I have found that the following very basic set of monitor gives me very realistic view of the CPU, Memory, and Disk use of the system under test. If I run into performance issues, I will generally expand this list of monitors to target specific problem areas. I try to rely on the systems experts to select which metrics to collect when issues occur.
Here is the basic set:
- **SystemCurrent Processor Queue Length**: If there are more tasks ready to run than there are processors, threads queue up. The processor queue is the collection of threads that are ready but not able to be executed by the processor because another active thread is currently executing. A sustained or recurring queue of more than two threads is a clear indication of a processor bottleneck.
- **Processor% Processor Time:** This counter is the primary indicator of processor activity. High values many not necessarily be bad. However, if the other processor-related counters are increasing linearly such as Processor Queue Length, high CPU utilization may be worth investigating.
Less than 60% consumed = Healthy
51% - 90% consumed = Monitor or Caution
91% - 100% consumed = Critical or Out of Spec
- **SystemContext Switches/sec**: Context switching happens when a higher priority thread preempts a lower priority thread that is currently running or when a high priority thread blocks. High levels of context switching can occur when many threads share the same priority level. This often indicates that there are too many threads competing for the processors on the system.
- **MemoryAvailable Mbytes**: Available MBytes is the amount of physical memory available to processes running on the computer, in Megabytes, rather than bytes as reported in MemoryAvailable Bytes. The Virtual Memory Manager continually adjusts the space used in physical memory and on disk to maintain a minimum number of available bytes for the operating system and processes. When available bytes are plentiful, the Virtual Memory Manager lets the working sets of processes grow, or keeps them stable by removing an old page for each new page added. When available bytes are few, the Virtual Memory Manager must trim the working sets of processes to maintain the minimum required)
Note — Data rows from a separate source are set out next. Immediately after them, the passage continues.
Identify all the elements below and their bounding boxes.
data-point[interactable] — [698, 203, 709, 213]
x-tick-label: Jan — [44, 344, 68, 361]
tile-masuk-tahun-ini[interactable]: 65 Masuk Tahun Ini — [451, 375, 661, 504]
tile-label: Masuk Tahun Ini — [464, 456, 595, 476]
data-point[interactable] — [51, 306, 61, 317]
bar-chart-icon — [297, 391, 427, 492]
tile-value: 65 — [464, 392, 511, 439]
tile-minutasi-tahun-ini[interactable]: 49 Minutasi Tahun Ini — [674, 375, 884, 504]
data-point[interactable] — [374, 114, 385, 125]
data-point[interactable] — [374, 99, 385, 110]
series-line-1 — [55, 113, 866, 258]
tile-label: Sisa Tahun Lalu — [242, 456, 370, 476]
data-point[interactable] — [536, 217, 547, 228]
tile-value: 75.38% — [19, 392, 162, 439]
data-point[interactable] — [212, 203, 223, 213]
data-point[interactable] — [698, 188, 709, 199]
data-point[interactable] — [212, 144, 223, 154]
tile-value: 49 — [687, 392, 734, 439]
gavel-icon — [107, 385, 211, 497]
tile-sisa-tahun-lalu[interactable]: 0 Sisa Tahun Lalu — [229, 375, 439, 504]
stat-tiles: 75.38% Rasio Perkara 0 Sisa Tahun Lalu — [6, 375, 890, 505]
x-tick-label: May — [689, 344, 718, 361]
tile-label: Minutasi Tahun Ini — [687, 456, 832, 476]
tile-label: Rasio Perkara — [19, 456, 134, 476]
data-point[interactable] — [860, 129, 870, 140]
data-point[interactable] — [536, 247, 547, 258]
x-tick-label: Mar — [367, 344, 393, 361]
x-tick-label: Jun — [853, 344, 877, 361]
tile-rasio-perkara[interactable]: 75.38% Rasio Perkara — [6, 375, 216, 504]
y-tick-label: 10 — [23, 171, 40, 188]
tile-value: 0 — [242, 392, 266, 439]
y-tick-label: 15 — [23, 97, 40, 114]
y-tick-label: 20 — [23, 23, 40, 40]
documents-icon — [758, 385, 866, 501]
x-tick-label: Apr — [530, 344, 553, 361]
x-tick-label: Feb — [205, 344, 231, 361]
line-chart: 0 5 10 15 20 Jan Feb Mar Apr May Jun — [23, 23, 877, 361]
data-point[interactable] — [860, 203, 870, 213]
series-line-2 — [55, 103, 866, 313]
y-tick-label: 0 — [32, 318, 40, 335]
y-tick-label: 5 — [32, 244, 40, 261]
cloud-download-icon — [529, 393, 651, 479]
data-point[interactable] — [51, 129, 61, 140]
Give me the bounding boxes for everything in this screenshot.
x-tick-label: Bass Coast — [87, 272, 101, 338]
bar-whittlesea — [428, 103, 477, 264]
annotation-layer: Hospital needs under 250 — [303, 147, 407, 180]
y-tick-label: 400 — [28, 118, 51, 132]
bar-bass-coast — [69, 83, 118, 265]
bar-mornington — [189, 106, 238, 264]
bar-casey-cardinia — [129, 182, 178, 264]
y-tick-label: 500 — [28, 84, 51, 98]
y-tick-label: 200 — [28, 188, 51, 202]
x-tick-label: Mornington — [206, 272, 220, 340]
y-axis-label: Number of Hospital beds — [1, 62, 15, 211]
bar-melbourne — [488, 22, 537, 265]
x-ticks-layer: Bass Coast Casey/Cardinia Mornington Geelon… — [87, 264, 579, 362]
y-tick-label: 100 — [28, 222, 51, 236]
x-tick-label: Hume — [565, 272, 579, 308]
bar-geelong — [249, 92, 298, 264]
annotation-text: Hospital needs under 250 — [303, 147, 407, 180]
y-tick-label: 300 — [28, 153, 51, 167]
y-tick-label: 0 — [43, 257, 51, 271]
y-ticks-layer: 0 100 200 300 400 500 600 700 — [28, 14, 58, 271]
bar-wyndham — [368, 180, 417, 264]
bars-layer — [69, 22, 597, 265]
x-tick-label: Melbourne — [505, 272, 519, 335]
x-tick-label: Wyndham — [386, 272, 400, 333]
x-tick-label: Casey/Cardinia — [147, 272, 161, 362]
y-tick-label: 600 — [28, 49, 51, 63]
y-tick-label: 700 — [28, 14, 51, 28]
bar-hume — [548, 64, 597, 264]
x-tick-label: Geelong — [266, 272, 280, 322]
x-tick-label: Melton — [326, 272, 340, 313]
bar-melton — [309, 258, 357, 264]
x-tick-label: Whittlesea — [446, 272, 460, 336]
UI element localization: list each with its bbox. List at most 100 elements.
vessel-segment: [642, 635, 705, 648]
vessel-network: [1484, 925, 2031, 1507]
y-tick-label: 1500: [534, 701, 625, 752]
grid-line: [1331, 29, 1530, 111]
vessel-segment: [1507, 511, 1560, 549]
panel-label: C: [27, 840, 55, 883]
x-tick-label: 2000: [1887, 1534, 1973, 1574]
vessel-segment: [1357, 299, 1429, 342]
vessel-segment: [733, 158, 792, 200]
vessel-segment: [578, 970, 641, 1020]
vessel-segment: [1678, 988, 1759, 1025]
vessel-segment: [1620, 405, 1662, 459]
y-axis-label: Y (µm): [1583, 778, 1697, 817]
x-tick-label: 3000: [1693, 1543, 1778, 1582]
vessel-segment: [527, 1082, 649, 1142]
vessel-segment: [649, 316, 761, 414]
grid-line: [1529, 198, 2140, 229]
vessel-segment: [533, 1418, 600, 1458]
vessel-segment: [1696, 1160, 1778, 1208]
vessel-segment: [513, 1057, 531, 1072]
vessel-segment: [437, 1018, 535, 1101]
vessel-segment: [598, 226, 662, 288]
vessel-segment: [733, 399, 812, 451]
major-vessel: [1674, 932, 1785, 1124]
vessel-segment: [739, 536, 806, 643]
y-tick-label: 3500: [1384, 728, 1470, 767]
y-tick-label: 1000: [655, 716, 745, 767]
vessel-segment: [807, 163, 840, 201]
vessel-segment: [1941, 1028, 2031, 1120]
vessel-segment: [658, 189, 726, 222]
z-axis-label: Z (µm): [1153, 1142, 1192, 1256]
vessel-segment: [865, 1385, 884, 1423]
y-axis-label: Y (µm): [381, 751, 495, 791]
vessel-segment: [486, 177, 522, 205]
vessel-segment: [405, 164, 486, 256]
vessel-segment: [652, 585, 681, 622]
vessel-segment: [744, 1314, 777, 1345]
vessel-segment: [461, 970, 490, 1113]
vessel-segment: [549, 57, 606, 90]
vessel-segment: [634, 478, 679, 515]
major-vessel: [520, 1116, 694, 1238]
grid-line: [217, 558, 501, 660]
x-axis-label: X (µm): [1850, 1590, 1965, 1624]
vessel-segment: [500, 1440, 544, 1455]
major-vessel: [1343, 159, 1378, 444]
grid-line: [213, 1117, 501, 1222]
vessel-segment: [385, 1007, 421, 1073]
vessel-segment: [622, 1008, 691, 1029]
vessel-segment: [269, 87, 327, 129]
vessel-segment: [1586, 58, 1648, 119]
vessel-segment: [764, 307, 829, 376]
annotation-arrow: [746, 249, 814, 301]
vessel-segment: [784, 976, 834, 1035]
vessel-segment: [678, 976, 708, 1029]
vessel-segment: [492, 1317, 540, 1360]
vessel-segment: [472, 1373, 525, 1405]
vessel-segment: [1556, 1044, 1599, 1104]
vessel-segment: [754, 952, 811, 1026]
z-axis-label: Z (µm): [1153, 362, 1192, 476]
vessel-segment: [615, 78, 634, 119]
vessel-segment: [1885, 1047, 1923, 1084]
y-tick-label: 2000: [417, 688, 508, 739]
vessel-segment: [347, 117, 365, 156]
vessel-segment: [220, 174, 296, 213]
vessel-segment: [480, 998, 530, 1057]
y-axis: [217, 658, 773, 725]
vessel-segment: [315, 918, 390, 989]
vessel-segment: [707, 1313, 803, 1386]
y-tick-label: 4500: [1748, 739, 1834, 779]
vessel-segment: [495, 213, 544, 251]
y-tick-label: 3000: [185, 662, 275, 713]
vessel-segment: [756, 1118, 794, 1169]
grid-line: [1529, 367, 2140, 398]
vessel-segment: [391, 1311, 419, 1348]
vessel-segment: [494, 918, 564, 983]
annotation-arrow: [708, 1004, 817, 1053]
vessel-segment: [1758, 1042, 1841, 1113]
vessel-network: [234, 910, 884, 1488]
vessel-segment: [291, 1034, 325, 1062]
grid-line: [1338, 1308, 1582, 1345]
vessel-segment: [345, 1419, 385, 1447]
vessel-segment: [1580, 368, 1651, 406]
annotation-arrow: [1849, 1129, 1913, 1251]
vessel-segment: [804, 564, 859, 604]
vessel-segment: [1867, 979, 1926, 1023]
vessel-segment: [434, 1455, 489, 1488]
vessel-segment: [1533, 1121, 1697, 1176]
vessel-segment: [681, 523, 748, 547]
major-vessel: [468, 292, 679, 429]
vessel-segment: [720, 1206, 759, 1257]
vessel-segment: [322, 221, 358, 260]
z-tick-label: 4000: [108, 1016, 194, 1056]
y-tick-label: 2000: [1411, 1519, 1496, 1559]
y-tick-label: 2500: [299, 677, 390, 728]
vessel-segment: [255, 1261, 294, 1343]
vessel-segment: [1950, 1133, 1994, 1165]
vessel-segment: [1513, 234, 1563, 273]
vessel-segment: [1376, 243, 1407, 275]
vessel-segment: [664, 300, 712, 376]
Low on available memory - less than 10% available
Very low on available memory - less than 5% available
Decreasing trend of 10MB's per hour. This could indicate a memory leak.
- **Current Disk Queue Length**: is a direct measurement of the disk queue present at the time of the sampling. Like the processor queue length, a disk queue length greater than one is an indication that requests to access the disk subsystem are in a wait state. As this value grows, longer periods of time are required for requests to be managed by the I/O subsystems. The effect of a positive value for the current disk queue length is just an indicator of a potential issue. If this value becomes very high, check other counters to see of virtual memory is being overused or the software is making excessively heavy requests on one or more disk spindles.
Additionally, I recommend that you also add Network Delay Monitors between segment and sub segment of the application under test network data flow. As performance deteriorates with the effect of increasing load, you will need to ensure that network latency is not the root cause of the issue.